Ich darf mich jetzt dem großen Komplex der Hauptentschädigung zuwenden. Dabei will ich hier jetzt nicht die ganze Skala der Schadensgruppen aufzeigen. Wir sind der Meinung, daß die Anhebung der Grundbeträge, die auch im Regierungsentwurf vorgesehen ist, insbesondere im Bereich des mittelständischen Vermögens für eine angemessene Entschädigung nicht ausreicht.
Überdies sollte auch der Grundsatz beachtet werden, daß für den Verlust von Sachwerten einheitlich eine bestimmte Entschädigungsquote zu gewähren ist. Als Mindestquote bietet sich die bei der Währungsreform angewandte Umstellungsquote an. Das würde dazu führen, daß auch bei Schäden, ganz gleich welcher Höhe, der Grundbetrag in einer Höhe von mindestens 6,5 v. H. angesetzt werden muß, eine Frage, die wir im Ausschuß mit Interesse diskutieren werden, allein schon mit Rücksicht auf den Gleichheitsgrundsatz.
— Bitte, ja!
Die Regelung des Zuschlages und der Kürzung des Grundbetrages ist bei den Kriegssachgeschädigten und Heimatvertriebenen etwas unterschiedlich.
Wir haben den Wunsch, die gegenwärtige Regelung durch Einführung eines Freibetrages in Höhe von 5000 DM zu verbessern. Das erscheint uns sozial eher gerechtfertigt als die im Regierungsentwurf vorgesehene Verbesserung unter Anhebung des Prozentsatzes von 30 auf 35 %. Bei der Anwendung der
Kürzungsbestimmungen haben sich vielfach Härten ergeben. Aus diesen Gründen sollte ein Mindestgrundbetrag von 25 % als Hauptentschädigung übrigbleiben.
Soweit ich aus den Vorlagen ersehe, herrscht hinsichtlich der Auszahlung der Zinsen eine ziemlich einheitliche Auffassung. Ich kann mich also ganz kurz fassen. In unserem Entwurf ist das enthalten! Wir haben in unserem Entwurf § 252 bewußt nicht aufigeführt, weil es hier um die 'grundsätzliche Frage der Vorfinanzierung geht. Wir begrüßen es, daß die Bundesregierung und auch die CDU/CSU diese Frage zur Diskussion stellen. Wir werden sehen, was damit zu erreichen ist, um eine schnellere Abwicklung des Lastenausgleichs zu ermöglichen, wie es der Wunsch meiner Fraktion ist. Wir stehen auf dem Standpunkt, daß die Zinsen recht bald auch an denjenigen gezahlt werden müssen, der nach der Struktur des Gesetzes noch keine Hauptentschädigung erhalten kann.

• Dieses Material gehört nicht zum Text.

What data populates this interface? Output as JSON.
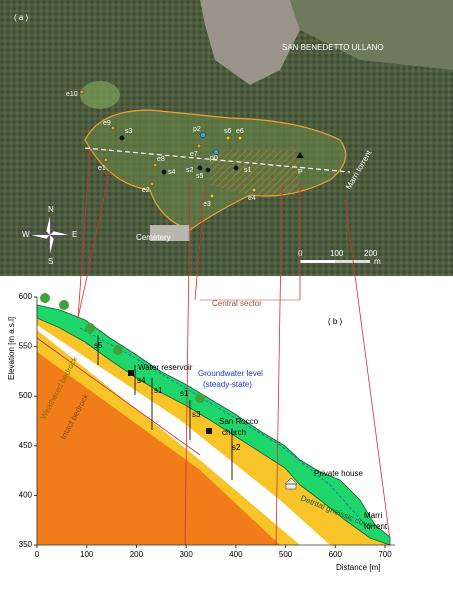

Von dem Problem der Kriegsschadensrente behandeln wir hier die Altersversorgung der ehemals Selbständigen. Eines der noch offenen Probleme der immer wieder 'diskutierten Altersversorgung der geschädigten ehemals Selbständigen ist die Einbeziehung eines Teils der nach dem 31. August 1953 erwerbsunfähig gewordenen Personen in den Kreis der Empfänger von Kriegsschadensrente. Es handelt sich dabei um 'diejenigen Geschädigten, deren Betrieb eine nicht unerhebliche Größe hatte und die im Zeitpunkt des Schadenseintrittes das 40. Lebensjahr bereits überschritten hatten.